- Carrabin
- Interactive map of Carrabin
- Coordinates: 31°23′00″S 118°41′00″E﻿ / ﻿31.38333°S 118.68333°E
- Country: Australia
- State: Western Australia
- LGA: Shire of Westonia;
- Location: 299 km (186 mi) ENE of Perth; 43 km (27 mi) ENE of Merredin;
- Established: 1912

Government
- • State electorate: Central Wheatbelt;
- • Federal division: O'Connor;

Area
- • Total: 157.1 km^{2} (60.7 sq mi)
- Elevation: 359 m (1,178 ft)

Population
- • Total: 0 (SAL 2021)
- Postcode: 6423

= Carrabin, Western Australia =

Carrabin is a small town located about 43 km east-north-east of Merredin, on the railway line between Merredin and Southern Cross in Western Australia.

==History==
The town was gazetted in 1912, and took its name from the already existing railway siding located adjacent to the townsite. It is an Aboriginal name of unknown meaning.
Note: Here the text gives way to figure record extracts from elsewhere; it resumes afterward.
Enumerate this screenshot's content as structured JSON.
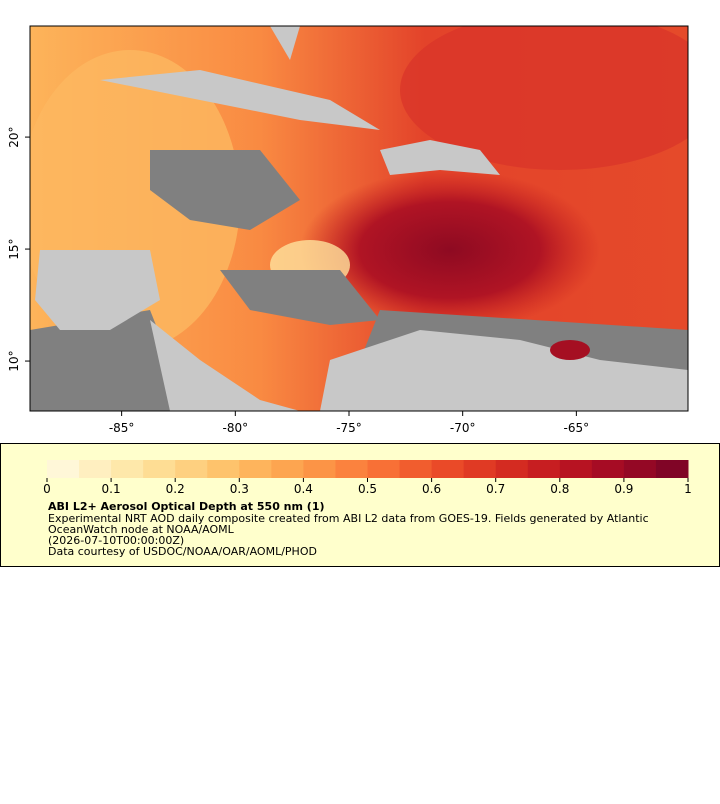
{
  "map": {
    "lon_range": [
      -89.03,
      -60.09
    ],
    "lat_range": [
      7.77,
      24.96
    ],
    "lon_ticks": [
      {
        "value": -85,
        "label": "-85°"
      },
      {
        "value": -80,
        "label": "-80°"
      },
      {
        "value": -75,
        "label": "-75°"
      },
      {
        "value": -70,
        "label": "-70°"
      },
      {
        "value": -65,
        "label": "-65°"
      }
    ],
    "lat_ticks": [
      {
        "value": 20,
        "label": "20°"
      },
      {
        "value": 15,
        "label": "15°"
      },
      {
        "value": 10,
        "label": "10°"
      }
    ]
  },
  "colorbar": {
    "range": [
      0,
      1
    ],
    "ticks": [
      0,
      0.1,
      0.2,
      0.3,
      0.4,
      0.5,
      0.6,
      0.7,
      0.8,
      0.9,
      1
    ],
    "colors": [
      "#fff7d8",
      "#ffefc0",
      "#fee8aa",
      "#fedd94",
      "#fed080",
      "#fec36c",
      "#feb45c",
      "#fda550",
      "#fc9446",
      "#fb823e",
      "#f87036",
      "#f15d2e",
      "#ea4a28",
      "#e03a24",
      "#d42b21",
      "#c71e21",
      "#b71322",
      "#a60c24",
      "#940825",
      "#800526"
    ]
  },
  "legend": {
    "title": "ABI L2+ Aerosol Optical Depth at 550 nm (1)",
    "lines": [
      "Experimental NRT AOD daily composite created from ABI L2 data from GOES-19. Fields generated by Atlantic",
      "OceanWatch node at NOAA/AOML",
      "(2026-07-10T00:00:00Z)",
      "Data courtesy of USDOC/NOAA/OAR/AOML/PHOD"
    ]
  }
}
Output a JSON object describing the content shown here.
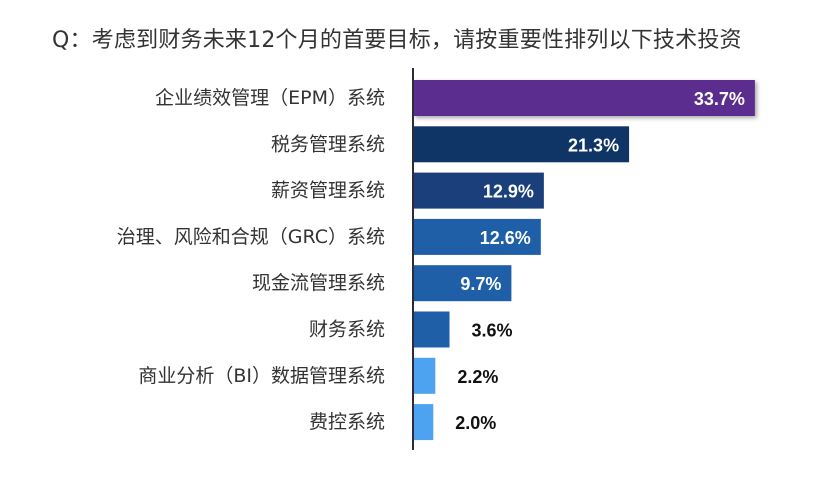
{
  "chart_data": {
    "type": "bar",
    "orientation": "horizontal",
    "title": "Q：考虑到财务未来12个月的首要目标，请按重要性排列以下技术投资",
    "categories": [
      "企业绩效管理（EPM）系统",
      "税务管理系统",
      "薪资管理系统",
      "治理、风险和合规（GRC）系统",
      "现金流管理系统",
      "财务系统",
      "商业分析（BI）数据管理系统",
      "费控系统"
    ],
    "values": [
      33.7,
      21.3,
      12.9,
      12.6,
      9.7,
      3.6,
      2.2,
      2.0
    ],
    "value_labels": [
      "33.7%",
      "21.3%",
      "12.9%",
      "12.6%",
      "9.7%",
      "3.6%",
      "2.2%",
      "2.0%"
    ],
    "bar_colors": [
      "#5b2d8e",
      "#0f3566",
      "#1a3f7a",
      "#1f5fa8",
      "#1f5fa8",
      "#1f5fa8",
      "#4ea3f0",
      "#4ea3f0"
    ],
    "xlim": [
      0,
      34.5
    ],
    "grid": false,
    "legend": "none"
  }
}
In 1932 the Wheat Pool of Western Australia announced that the town would have two grain elevators, each fitted with an engine, installed at the railway siding.

It also is the site of an agricultural research station.

==Rail services==
Transwa's Prospector service, which runs each way between East Perth and Kalgoorlie once or twice each day, stops at Carrabin.